An agent skill turns Nexma into a domain-aware platform. Load the FTTH skill and Nexma becomes a fiber-network planner. Load the water skill and the same product becomes a water-utility designer. The toolbar, the layers, the chat, the validations — all reconfigure for the active domain.

Why skills exist

Most spatial products are vertical applications: one tool for fiber, another for water, another for substations. Each ships a different UI, a different data model, a different domain-aware AI. They don’t share anything. If your team works across domains, you’re stuck assembling a stack of disconnected tools.

Nexma is horizontal. The same engine runs every domain; the skill is what makes it domain-aware. That changes the economics: a new vertical is a configuration, not a new product.

What a skill gives you

When you load a skill, your project immediately gets:

  • Domain-correct entities and rules. Cabinets, splitters, drops, splices for FTTH;

pumps, pipes, reservoirs for water. Each with the right properties and validations.

  • Standards-aware constants. Industry color codes, standard catalogs, regulatory

defaults — already wired in.

  • A toolbar shaped to the domain. Tools that make sense for fiber don’t clutter

a water project, and vice versa.

  • Map styling that reads correctly. Cabinets render as cabinets, pipes as pipes —

not as generic points and lines.

  • AI that knows the rules. Jax respects the skill’s constraints automatically.

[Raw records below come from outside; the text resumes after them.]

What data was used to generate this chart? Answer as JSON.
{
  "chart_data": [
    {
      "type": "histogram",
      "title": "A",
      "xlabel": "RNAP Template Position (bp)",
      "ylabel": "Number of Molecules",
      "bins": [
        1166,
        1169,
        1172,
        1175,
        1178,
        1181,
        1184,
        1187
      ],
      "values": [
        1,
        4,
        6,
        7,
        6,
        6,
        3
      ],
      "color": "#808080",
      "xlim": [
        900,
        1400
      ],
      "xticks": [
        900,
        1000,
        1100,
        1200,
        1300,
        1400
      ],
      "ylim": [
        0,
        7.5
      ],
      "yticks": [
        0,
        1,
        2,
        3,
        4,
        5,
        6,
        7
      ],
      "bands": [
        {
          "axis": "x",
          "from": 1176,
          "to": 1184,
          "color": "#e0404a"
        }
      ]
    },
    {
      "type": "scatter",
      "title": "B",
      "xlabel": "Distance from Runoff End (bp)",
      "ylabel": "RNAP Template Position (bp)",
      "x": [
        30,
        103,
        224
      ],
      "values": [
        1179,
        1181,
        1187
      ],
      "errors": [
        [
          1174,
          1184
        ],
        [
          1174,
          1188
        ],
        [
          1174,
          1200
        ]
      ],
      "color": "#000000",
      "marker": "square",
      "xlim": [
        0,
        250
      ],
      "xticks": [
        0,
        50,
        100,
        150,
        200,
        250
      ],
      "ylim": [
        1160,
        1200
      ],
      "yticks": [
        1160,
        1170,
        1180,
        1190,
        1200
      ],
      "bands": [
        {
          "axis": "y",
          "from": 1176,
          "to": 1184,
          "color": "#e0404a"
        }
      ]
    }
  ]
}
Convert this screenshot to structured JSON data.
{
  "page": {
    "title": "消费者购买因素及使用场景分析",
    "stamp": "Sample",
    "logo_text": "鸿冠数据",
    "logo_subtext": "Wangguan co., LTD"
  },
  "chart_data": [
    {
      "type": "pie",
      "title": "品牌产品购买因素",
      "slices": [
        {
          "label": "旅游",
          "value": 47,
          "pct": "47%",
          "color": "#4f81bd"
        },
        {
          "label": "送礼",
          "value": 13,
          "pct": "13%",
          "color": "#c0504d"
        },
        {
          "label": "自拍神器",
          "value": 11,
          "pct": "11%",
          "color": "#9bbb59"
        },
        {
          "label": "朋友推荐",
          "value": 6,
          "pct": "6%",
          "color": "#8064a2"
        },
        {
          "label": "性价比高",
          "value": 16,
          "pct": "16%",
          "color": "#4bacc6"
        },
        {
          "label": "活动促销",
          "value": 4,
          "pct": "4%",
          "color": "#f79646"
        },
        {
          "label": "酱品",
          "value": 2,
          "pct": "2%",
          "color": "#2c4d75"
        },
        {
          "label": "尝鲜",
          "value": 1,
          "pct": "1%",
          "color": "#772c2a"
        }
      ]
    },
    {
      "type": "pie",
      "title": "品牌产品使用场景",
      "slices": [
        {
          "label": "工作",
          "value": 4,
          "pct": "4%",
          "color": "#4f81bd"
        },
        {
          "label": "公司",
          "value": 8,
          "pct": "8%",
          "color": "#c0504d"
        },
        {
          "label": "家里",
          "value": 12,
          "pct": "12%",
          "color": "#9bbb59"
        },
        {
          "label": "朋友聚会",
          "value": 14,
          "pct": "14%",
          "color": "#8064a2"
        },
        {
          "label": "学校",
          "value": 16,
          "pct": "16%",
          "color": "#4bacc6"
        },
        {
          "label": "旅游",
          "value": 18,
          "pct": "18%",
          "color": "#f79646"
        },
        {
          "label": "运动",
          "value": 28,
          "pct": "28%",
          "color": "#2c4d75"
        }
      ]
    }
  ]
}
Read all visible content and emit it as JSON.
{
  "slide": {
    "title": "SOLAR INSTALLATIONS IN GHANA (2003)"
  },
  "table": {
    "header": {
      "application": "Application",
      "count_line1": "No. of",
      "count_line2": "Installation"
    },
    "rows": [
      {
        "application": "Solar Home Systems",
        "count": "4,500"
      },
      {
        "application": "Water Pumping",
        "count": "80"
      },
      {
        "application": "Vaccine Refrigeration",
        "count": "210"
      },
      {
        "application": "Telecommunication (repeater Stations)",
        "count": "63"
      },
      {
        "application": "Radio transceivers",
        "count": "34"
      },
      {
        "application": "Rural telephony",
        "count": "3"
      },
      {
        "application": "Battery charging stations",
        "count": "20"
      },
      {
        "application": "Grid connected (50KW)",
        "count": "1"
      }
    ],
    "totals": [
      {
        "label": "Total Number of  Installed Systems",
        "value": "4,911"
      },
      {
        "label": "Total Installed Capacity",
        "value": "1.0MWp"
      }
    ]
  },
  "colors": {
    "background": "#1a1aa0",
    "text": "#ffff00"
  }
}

You don’t restate them in every prompt.

Working with skills

Most teams start by loading a built-in skill (FTTH, water, electric, gas, 5G, logistics, construction). From there:

  • Use it as-is for the standard domain.
  • Extend it when your domain has a wrinkle the default doesn’t cover —

“add a splice-type field to closures.” Every view reacts.

  • Compose two skills for hybrid projects (a municipal project with both fiber and

street lighting).

If your domain isn’t in the catalog, you can describe it in natural language and Jax will draft a skill. You review, edit, and save.

Why this is the central abstraction

Spatial work is fundamentally about what kind of thing exists and what rules govern it. Skills make that explicit and editable. The platform stays simple; the domain expertise lives where it belongs — at the edge, near the people who actually know the domain.